Assistant News Editor
There is no question about it: over the years, the MSU finances have often been in a state of bedlam.
With a tendency of incurring a greater expenditure than revenues could match, the MSU saw a deficit of $925,799 in 2009/2010, followed by a deficit of $149,078 in 2010/2011.
While it is true that such numbers may paint a grim picture, there is a hint of optimism.
As the academic year began with a new Board of Government led by MSU President Matt Dillion-Leitch, new policies were promised. Of those, fiscal management took priority and it was thought that financial benefits may accrue from a general restructuring.
“The deficits demanded action which would steer us back on course and see positive results,” said MSU VP (Finance) Duncan Thompson.
The financial woes were addressed in a variety of ways. The first of change was switching the reviewer of financial statements from Deloitte to KPMG LLP, which is a standard practice for external audits.
Through a thorough analysis of the MSU’s accounting practices, KPMG LLG, who assessed the statements of operations and examined changes in net assets and cash flow, did not report on significant internal control deficiencies.
Such a positive trend can be attributed to the expectations set by the Board of Directors on the MSU.
After the near-$1-million debt in 2010, most of which resulted from the rising cost of administering the dental and health plans without adjusting the student fee to match the increase in claimants, the governing body outlined that it must lower expenses by five per cent, even if sales would not increase.
With such an expectation, the deficit was largely cut. It was projected that a deficit of $402,309 for the 2010/2011 year would be observed, however, a deficit of only $149,078 was reported.
Positive trends such as above are further evident if one looks into the inner workings of the MSU.
“We saw a concerted effort from all business last year to improve their customer service and satisfaction. This led to an increase in volume of costumers,” said Thompson.
“TwelvEighty, under new management, made an effort to improve food quality. Union Market worked extremely hard to get competing suppliers to offer us the best prices. Underground Media + Design managed to pick up some of the largest courses on campus for their courseware project, such as first year Engineering and Pyschology,” he added.
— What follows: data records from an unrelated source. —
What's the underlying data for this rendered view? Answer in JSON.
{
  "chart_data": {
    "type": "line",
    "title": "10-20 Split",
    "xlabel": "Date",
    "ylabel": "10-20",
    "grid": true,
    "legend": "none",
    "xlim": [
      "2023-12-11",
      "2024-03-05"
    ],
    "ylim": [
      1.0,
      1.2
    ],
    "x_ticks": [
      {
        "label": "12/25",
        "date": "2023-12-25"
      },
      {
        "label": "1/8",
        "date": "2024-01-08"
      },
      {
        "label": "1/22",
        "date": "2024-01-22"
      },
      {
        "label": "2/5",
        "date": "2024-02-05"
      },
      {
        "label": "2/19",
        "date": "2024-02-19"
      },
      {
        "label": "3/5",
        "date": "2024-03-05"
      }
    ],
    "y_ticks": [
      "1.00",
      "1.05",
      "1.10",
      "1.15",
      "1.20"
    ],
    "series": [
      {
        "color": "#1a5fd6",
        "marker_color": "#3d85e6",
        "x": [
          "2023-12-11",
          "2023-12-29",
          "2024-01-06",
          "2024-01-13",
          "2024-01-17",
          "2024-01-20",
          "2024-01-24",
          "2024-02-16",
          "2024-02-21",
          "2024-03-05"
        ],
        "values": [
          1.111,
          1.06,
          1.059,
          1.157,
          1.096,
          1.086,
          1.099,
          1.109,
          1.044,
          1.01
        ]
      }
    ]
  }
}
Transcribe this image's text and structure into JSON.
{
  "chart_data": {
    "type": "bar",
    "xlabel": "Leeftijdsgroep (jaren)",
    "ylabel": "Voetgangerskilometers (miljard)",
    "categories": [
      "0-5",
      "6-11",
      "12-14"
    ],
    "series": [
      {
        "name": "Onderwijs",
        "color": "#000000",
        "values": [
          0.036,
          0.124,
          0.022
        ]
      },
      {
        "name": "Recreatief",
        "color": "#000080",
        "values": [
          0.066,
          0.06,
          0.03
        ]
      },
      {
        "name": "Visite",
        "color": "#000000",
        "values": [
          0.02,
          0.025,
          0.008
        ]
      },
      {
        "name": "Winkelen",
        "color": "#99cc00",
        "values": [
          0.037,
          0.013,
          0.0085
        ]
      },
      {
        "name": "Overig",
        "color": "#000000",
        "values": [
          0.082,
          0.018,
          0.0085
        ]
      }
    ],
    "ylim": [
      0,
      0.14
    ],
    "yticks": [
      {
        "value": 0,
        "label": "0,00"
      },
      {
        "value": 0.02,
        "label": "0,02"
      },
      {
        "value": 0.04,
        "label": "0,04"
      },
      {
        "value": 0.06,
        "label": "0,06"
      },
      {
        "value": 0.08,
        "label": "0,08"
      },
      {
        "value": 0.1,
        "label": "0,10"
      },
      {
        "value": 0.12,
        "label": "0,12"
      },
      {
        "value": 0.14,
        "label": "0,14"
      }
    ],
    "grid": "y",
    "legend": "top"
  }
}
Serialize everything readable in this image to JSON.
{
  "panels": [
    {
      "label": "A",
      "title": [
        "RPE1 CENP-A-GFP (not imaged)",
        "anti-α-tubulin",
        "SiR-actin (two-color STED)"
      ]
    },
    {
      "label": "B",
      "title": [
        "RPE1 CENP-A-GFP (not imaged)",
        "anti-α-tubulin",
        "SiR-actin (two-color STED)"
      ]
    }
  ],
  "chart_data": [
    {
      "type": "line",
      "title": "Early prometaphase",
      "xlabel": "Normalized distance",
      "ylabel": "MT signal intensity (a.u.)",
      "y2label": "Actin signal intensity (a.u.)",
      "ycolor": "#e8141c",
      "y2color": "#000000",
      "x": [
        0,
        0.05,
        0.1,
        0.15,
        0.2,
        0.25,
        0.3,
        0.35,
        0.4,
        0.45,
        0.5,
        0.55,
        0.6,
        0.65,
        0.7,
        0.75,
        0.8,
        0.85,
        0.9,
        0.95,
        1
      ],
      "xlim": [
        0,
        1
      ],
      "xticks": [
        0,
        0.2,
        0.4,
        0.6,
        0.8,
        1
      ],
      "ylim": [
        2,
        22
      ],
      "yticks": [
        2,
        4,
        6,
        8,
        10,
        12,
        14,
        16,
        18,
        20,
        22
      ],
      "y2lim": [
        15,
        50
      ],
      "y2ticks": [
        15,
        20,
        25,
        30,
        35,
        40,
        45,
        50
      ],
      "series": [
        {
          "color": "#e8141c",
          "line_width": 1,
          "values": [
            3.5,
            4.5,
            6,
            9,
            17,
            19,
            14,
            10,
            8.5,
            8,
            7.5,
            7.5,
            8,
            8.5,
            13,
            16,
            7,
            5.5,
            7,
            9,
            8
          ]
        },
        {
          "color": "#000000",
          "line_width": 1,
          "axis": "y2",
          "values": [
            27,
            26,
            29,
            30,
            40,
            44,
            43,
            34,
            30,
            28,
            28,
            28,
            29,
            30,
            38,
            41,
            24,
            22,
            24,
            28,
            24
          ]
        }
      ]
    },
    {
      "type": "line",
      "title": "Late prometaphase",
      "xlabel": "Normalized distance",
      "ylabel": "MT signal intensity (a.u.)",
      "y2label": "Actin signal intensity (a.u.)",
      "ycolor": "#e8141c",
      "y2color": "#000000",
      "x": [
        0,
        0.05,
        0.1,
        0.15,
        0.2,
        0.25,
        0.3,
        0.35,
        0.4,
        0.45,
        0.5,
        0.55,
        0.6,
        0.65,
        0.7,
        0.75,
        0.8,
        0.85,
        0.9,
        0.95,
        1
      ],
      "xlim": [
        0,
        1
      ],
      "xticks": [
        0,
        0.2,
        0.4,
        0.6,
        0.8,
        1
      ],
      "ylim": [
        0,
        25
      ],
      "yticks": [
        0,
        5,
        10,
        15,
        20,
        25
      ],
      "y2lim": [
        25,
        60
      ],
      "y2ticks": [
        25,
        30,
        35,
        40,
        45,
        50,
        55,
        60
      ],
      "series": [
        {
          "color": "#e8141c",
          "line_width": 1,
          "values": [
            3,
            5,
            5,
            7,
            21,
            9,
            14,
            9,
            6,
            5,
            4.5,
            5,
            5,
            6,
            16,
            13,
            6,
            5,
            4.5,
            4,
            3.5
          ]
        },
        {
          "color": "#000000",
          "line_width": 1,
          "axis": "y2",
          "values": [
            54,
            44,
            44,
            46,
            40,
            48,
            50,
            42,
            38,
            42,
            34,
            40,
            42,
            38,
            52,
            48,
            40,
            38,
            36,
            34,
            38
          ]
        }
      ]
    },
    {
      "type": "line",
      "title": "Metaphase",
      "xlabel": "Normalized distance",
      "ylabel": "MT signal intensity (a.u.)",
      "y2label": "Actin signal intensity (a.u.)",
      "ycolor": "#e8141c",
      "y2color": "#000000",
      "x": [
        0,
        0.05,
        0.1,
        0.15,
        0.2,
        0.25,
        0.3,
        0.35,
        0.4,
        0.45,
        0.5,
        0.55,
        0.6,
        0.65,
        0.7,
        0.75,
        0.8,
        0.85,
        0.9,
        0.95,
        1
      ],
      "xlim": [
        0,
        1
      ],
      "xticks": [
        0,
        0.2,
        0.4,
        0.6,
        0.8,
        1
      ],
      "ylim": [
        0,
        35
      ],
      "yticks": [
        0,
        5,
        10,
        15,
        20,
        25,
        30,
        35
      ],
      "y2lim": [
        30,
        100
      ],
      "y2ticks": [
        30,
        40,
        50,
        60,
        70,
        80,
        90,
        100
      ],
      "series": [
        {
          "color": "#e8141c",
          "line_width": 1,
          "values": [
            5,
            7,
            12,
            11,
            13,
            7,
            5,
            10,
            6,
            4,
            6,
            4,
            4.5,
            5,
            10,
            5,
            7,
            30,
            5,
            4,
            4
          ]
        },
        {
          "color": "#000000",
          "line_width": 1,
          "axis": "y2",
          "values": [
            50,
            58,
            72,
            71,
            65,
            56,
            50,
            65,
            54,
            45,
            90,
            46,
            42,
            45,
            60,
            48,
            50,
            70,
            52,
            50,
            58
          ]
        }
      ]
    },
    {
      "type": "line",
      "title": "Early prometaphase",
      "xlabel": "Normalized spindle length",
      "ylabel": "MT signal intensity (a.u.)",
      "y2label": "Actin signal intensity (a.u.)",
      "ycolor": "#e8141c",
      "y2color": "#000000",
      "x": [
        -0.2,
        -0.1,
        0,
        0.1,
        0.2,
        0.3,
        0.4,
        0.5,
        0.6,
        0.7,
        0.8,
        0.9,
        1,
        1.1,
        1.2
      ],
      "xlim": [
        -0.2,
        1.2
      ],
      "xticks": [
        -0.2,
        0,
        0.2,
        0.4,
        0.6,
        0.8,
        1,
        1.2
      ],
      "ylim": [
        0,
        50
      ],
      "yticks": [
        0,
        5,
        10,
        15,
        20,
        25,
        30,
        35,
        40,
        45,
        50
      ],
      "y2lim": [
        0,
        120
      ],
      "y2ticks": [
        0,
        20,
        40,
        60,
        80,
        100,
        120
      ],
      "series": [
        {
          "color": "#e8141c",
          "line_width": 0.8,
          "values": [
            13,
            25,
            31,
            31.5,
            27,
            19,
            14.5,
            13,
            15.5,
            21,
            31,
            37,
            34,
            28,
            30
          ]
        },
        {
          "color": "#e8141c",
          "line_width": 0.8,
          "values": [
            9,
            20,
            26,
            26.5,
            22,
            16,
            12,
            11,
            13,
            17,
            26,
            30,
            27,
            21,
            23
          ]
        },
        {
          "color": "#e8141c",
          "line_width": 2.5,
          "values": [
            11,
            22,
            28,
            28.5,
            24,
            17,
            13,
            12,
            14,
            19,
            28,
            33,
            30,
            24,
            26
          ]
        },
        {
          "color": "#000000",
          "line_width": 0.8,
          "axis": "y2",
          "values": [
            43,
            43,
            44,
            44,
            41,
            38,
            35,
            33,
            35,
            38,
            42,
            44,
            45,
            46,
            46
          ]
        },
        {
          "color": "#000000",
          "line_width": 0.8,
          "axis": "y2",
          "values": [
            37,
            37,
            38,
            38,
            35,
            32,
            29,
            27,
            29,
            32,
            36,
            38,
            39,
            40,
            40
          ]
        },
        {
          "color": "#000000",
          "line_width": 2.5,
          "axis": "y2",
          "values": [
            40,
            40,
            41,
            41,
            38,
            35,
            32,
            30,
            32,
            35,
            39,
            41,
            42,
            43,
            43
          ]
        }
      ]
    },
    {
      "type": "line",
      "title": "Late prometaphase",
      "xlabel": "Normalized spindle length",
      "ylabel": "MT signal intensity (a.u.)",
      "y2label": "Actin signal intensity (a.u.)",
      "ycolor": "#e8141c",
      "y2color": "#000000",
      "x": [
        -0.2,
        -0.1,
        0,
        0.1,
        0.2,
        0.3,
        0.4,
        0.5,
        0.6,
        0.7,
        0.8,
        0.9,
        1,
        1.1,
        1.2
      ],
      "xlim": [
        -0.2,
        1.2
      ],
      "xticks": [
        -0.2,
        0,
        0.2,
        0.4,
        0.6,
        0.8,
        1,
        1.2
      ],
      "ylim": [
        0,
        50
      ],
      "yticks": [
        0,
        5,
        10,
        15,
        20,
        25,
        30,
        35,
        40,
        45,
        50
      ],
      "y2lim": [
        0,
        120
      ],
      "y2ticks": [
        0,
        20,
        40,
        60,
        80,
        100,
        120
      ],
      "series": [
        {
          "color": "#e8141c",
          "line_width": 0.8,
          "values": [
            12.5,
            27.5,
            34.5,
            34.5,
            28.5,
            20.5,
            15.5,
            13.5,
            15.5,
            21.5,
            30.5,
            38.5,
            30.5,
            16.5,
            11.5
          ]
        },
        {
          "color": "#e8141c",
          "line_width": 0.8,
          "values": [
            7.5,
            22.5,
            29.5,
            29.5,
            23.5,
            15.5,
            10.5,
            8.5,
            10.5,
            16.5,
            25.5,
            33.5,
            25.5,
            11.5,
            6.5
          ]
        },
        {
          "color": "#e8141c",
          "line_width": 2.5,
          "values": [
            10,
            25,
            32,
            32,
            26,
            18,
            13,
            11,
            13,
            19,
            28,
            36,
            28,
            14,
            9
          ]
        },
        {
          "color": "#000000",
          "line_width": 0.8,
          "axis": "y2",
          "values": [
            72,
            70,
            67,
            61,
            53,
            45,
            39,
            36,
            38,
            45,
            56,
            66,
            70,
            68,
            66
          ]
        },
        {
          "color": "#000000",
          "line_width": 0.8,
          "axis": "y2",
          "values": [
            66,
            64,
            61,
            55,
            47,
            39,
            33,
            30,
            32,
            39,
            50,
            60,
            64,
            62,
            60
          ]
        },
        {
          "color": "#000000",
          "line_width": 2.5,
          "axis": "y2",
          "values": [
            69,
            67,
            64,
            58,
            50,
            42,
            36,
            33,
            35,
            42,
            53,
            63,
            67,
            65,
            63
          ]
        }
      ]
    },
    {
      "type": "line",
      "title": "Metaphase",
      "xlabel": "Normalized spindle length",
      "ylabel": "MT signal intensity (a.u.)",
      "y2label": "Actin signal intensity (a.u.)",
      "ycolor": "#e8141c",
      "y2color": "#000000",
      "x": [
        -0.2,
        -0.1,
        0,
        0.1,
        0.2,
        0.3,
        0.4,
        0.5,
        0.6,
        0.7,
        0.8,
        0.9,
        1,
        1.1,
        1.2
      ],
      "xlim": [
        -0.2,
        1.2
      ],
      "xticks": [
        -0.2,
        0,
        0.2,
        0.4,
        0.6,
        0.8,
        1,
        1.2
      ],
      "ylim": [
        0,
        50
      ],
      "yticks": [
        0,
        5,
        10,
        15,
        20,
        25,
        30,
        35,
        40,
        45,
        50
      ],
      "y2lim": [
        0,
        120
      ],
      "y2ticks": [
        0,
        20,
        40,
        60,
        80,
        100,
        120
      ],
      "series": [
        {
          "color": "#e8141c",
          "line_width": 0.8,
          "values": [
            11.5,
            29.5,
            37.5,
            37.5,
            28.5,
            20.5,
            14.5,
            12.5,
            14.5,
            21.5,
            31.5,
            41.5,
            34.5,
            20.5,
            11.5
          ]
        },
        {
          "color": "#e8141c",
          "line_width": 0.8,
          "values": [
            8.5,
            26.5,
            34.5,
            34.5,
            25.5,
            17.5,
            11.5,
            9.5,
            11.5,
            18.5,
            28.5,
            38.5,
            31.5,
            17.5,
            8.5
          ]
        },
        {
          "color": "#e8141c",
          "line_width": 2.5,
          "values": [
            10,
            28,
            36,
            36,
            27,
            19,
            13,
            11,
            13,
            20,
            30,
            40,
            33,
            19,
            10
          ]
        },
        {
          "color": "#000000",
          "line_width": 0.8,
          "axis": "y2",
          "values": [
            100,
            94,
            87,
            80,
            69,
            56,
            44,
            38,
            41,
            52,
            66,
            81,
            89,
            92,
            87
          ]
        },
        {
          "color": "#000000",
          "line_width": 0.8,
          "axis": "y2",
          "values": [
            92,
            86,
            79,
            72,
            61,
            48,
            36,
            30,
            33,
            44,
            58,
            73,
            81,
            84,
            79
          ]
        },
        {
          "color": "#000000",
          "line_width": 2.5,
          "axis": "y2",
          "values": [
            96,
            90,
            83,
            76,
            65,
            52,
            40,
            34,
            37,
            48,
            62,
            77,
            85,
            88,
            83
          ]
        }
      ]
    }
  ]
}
Thompson noted that despite the optimism, work needs to be done. One such area is regarding the MSU’s investment policy.
As it stands currently, there exists no mechanism within the MSU to direct investment policies.
Consequently, there is little to no direction regarding both how an investment is done and the willingness of an organization to contribute to the MSU’s portfolio.
“Our current investment portfolio is very low risk meaning very low yield, mostly in the bond market.”
In KPMG’s audit report, a suggestion was offered. It was observed that by drafting an investment policy regarding the MSU’s level of market risk, the MSU would be able to use funds more efficiently.
As to projections for this year, Thompson hesitated.
“The budget released earlier this year predicts that if all our businesses and services manage to keep exactly as we have predicated, we expect a surplus of $120,163 at the end of the year.”
“However, since the majority of all our business happens during the academic year, it’s still too early to tell exactly,” he added.
Even if it is “too early to tell”, the positive trends suggest that with the appropriate management, the MSU will no long worry over deficit. Instead, the challenge may be of a different nature: mo’ money, mo’ problems.